The entire thing ran about two hours from start to finish.
What I learned about my pension at the meeting
My goal from the meeting was to walk out knowing how our pension is performing — and I’m pleased to say I accomplished that goal.
Between the presentation by the actuary, the remarks from the executive with the investment firm that manages our fund and the actual report, I was able to see exactly how our fund performed last year, as well as in years past.
Without going too deep into the details, I learned the goal for our pension is to get a 4.75 per cent return — and usually, we exceed that. In fact, last year was one of the only years in recent history where we didn’t at least achieve that. We still posted a return in 2018– a little more than one per cent — which is good news, especially where so many investments lost money in 2018. According to the fund managers, things have looked a lot better in 2019.

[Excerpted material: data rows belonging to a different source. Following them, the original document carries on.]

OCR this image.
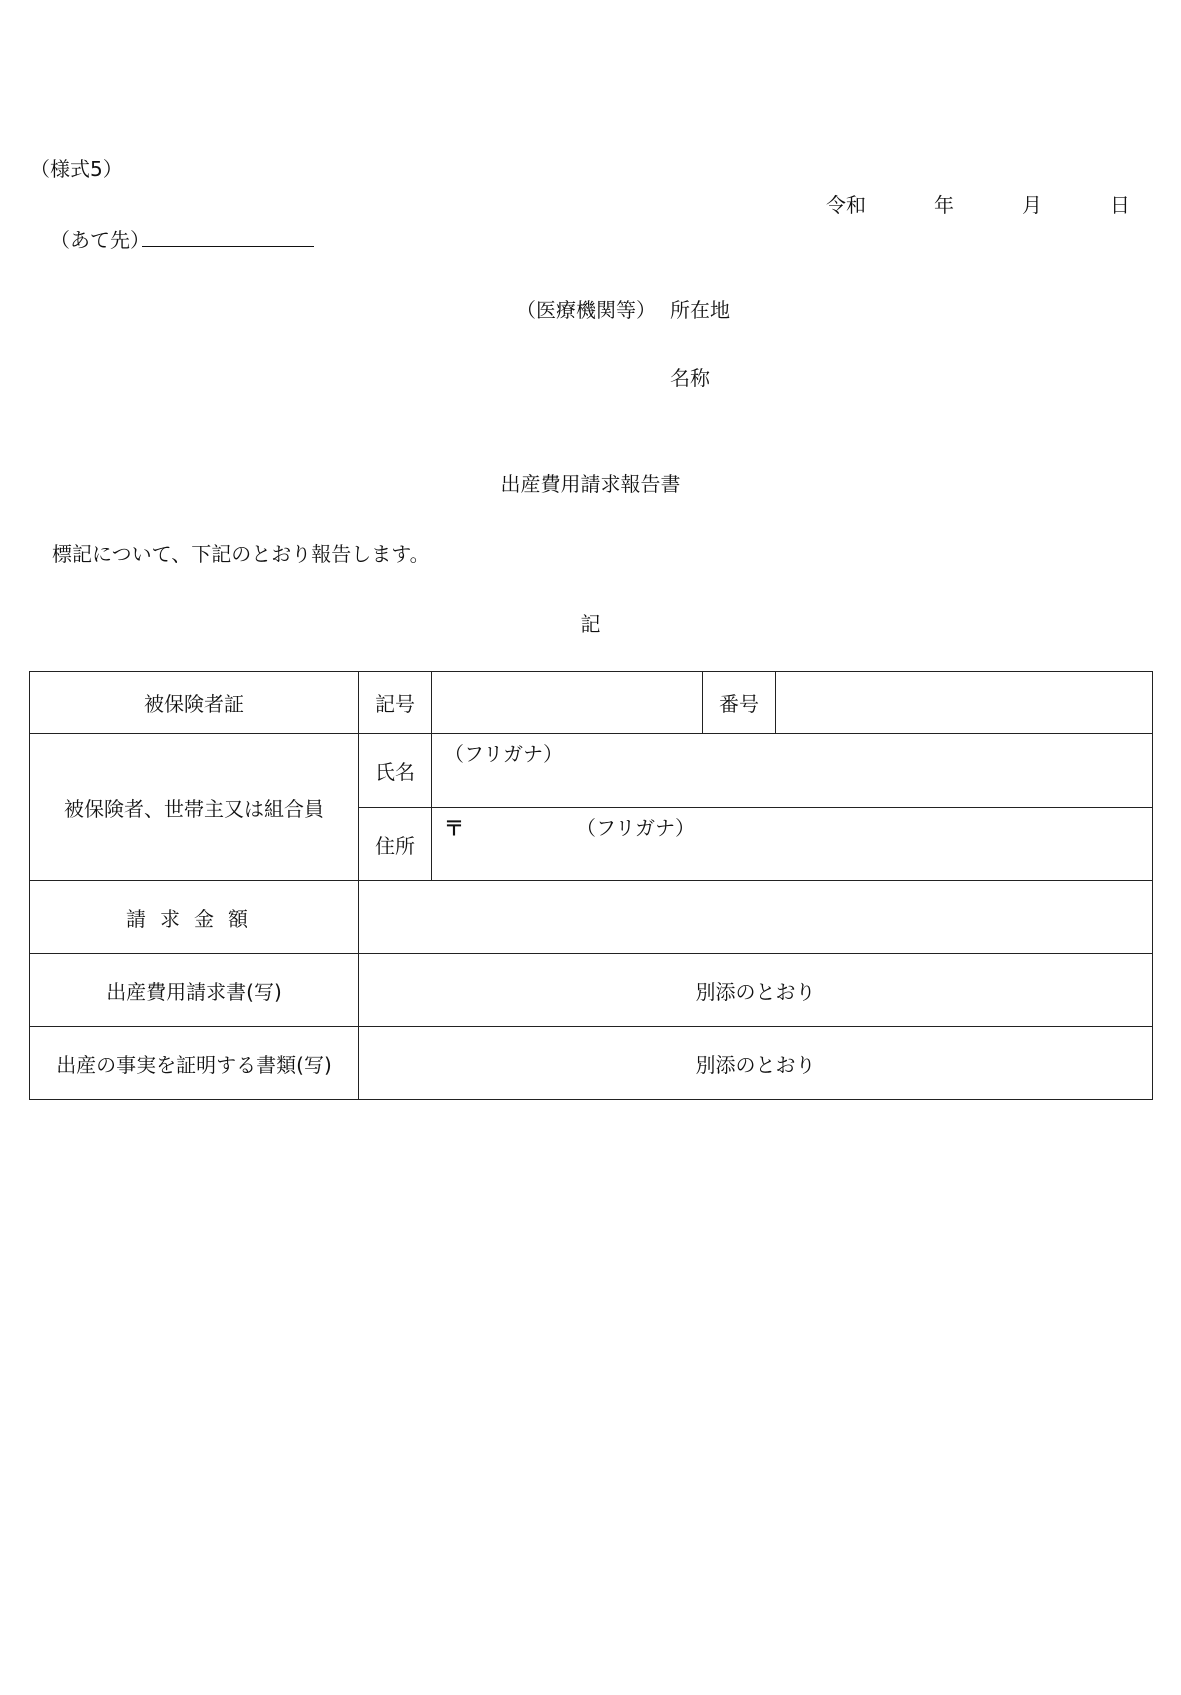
（様式5）
令和	年	月	日
（あて先）
（医療機関等） 所在地
名称
出産費用請求報告書
標記について、下記のとおり報告します。
記
被保険者証	記号		番号	
被保険者、世帯主又は組合員	氏名	（フリガナ）		
	住所	〒 （フリガナ）		
請求金額				
出産費用請求書(写)	別添のとおり			
出産の事実を証明する書類(写)	別添のとおり			
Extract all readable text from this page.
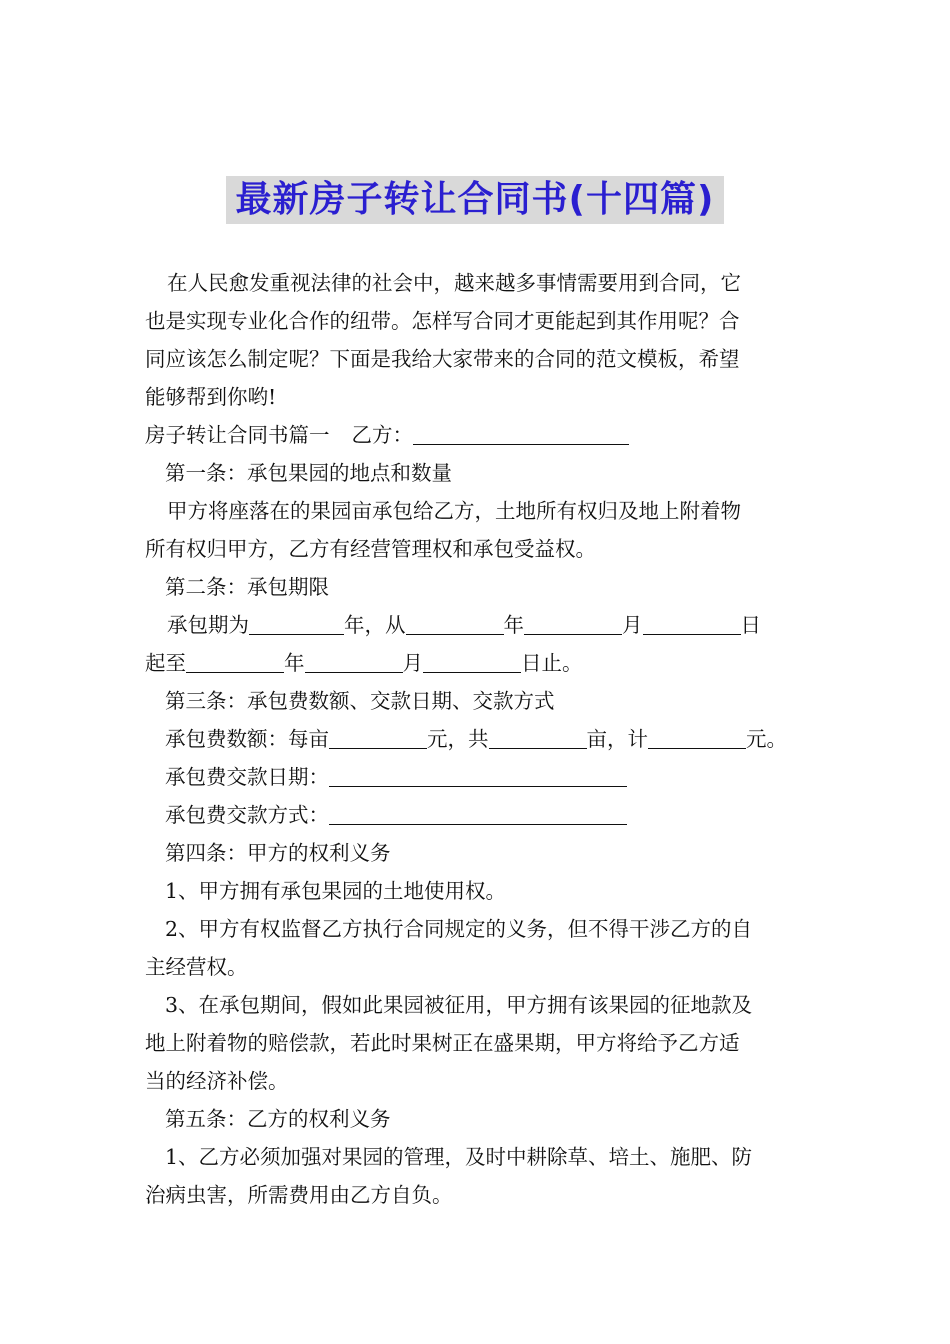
最新房子转让合同书(十四篇)

在人民愈发重视法律的社会中，越来越多事情需要用到合同，它

也是实现专业化合作的纽带。怎样写合同才更能起到其作用呢？合

同应该怎么制定呢？下面是我给大家带来的合同的范文模板，希望

能够帮到你哟!

房子转让合同书篇一 乙方：

第一条：承包果园的地点和数量

甲方将座落在的果园亩承包给乙方，土地所有权归及地上附着物

所有权归甲方，乙方有经营管理权和承包受益权。

第二条：承包期限

承包期为	年，从	年	月	日

起至	年	月	日止。

第三条：承包费数额、交款日期、交款方式

承包费数额：每亩	元，共	亩，计	元。

承包费交款日期：

承包费交款方式：

第四条：甲方的权利义务

1、甲方拥有承包果园的土地使用权。

2、甲方有权监督乙方执行合同规定的义务，但不得干涉乙方的自

主经营权。

3、在承包期间，假如此果园被征用，甲方拥有该果园的征地款及

地上附着物的赔偿款，若此时果树正在盛果期，甲方将给予乙方适

当的经济补偿。

第五条：乙方的权利义务

1、乙方必须加强对果园的管理，及时中耕除草、培土、施肥、防

治病虫害，所需费用由乙方自负。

I also learned that our pension is something like 125 per cent funded — which is a good thing, because it makes it possible for things like cost of living increases to happen. As far as the managers are concerned, right now, things are looking good for the next 15 years or so.
So…not the best return in 2018, but it could have been worse and things are looking good in the medium term.

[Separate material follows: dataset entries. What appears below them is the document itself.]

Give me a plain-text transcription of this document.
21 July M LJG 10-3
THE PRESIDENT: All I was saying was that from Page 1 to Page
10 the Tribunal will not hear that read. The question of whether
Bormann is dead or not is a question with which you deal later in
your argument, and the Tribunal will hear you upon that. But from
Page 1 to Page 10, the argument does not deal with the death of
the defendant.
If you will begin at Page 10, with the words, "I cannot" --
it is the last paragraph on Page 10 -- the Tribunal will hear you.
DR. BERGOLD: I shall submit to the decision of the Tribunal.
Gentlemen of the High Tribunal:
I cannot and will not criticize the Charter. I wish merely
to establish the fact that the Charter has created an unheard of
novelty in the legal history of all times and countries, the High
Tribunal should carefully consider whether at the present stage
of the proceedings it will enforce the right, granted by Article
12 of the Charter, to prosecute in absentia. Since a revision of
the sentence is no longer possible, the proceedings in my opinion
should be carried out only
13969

The unsurprising part of going to the pension meeting
I was sitting at the table and leafing through the report, trying to make some sense of the information when a middle-aged couple asked if they could join me.

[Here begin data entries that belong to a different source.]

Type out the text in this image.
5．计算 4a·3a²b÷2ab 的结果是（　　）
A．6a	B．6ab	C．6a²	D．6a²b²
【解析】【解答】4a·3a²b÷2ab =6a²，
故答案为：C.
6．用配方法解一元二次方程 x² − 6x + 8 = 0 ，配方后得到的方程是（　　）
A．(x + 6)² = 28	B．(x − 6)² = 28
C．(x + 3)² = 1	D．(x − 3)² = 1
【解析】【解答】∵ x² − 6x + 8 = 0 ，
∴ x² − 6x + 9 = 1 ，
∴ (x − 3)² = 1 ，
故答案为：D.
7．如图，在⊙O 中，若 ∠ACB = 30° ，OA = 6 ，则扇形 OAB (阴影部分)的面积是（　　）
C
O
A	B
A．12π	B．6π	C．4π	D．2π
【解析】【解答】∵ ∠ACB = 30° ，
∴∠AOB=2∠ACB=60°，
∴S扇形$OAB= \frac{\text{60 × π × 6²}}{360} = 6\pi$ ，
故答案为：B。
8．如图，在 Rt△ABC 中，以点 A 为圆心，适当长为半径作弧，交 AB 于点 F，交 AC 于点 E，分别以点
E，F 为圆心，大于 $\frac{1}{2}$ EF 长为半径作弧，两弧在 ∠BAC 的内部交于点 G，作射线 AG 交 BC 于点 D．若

The conversation that followed included an observation that I was…younger than the rest of the crowd. In some cases, significantly so.
This didn’t come as a shock to me. Before I arrived, I assumed I would be one of — if not, the — youngest people in the room. I’m only 30 years old — I won’t be drawing my pension for at least another 30 years. Why bother learning more about something that won’t affect me any time soon?
I get that. Even when I reflect on what I learned while I was there, I can acknowledge some of the information — particularly during the Q&A section — is not all that applicable to me right now.
So why bother going?
Why you should learn about your pension — even if you’re not retiring any time soon
Put simply: I went to the pension meeting because I think it’s important to know where my money is going.
Contributing to my work pension is not optional. It’s something every full-time (and even some part-time and contract employees) pay into, whether they want to or not. It comes off your pay cheque automatically.
And even though I don’t have any control over what happens next, I do think it’s good to be aware of where that money is going and what it’s doing.
Why? Because keeping up with how the fund is performing can give you a better idea of what other steps you might need to take to prepare for your retirement.
Having an awareness of your pension performance can help you determine how much you should be saving and investing on your own to have the kind of retirement you want.
And that’s information that’s better to have sooner as opposed to later.
Even though we’re not going to be retiring any time soon, I know saving for retirement will be something Jeff and I focus on more in a few years time.
Understanding the pension gives us some helpful information for that work.
Final Thoughts
Going to a pension meeting as a 30-year-old was a strange experience but I am glad I went.
Understanding how my pension has performed and what’s expected over the coming years is useful information to have, especially as we work on our debt-free journey.
Have you ever gone to an investment meeting? What did you learn?